Camel milk is usually found next to regular milk in supermarkets in the Gulf, while meat products such as camel carpaccio are served in fancy restaurants.

‘The saddest moment’

The cloning of dogs, cows and horses is popular in many countries, although animal rights groups say the process causes undue suffering to animals that provide egg cells and carry embryos.

With orders on the fly in cloning clinics in the United Arab Emirates, scientists are developing new techniques to keep up with the pace.

The female camel gives birth to only one calf every two years, which includes a gestation period of 13 months.

But breeding centers use surrogacy techniques to increase the number of offspring, whether through cloning or conventional breeding.

“In this process we call multiple ovulation and embryo transfer, we super-stimulate champion females and produce them with champion males,” explained Wani.

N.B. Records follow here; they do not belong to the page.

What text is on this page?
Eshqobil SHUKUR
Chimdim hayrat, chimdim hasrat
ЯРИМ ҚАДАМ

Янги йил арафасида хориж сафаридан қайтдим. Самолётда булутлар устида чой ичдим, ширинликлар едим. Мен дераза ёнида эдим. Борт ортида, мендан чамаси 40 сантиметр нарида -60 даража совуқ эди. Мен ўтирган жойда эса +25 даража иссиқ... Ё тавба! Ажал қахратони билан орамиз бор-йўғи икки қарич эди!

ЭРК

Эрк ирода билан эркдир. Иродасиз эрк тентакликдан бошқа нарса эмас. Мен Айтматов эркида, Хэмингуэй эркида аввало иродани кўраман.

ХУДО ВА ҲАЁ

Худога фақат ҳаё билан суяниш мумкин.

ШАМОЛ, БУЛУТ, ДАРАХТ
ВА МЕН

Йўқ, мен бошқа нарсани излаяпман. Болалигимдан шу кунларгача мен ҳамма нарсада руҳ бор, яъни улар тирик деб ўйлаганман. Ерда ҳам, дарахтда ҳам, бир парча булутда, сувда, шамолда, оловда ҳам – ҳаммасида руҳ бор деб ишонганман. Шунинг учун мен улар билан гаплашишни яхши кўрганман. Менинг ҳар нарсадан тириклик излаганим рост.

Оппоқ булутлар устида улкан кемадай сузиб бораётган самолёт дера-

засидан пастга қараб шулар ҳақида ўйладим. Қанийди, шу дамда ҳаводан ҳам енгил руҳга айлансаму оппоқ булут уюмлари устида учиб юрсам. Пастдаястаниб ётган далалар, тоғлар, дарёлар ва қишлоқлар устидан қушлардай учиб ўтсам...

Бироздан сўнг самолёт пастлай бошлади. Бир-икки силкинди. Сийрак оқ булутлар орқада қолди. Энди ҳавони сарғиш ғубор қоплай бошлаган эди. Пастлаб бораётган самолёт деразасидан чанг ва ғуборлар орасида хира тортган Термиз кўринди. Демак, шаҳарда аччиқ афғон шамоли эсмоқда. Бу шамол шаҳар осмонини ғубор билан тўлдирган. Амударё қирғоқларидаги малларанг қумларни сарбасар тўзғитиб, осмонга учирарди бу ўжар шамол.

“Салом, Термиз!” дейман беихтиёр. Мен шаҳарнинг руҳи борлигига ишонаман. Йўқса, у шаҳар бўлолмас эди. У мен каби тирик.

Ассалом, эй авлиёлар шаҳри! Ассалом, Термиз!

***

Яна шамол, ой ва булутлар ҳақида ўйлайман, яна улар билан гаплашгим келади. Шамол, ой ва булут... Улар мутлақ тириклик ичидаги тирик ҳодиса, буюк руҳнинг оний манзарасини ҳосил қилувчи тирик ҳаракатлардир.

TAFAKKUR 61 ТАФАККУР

“We collect embryos from these females after seven to eight days and then we put them into surrogate mothers, which are very normal animals.”

Alternatively, cloned camels can be created by placing DNA from cells in the ovaries of the desired animal into eggs taken from surrogate mothers.

“These mothers give birth to babies, and instead of having one baby at a time in a year, we can produce multiple calves from these animals.”

Cloning is not just for those who own elite camels. Sometimes, customers want to regenerate their beloved animal after sudden death.

Wani, who started working at the clinic in 2003, said the proudest moment for him was the birth of Injaz – and the worst was his death.

“She died this year,” he said. “When we came in the morning she had broken her uterus. We tried to save as much as we could. It was the saddest moment.”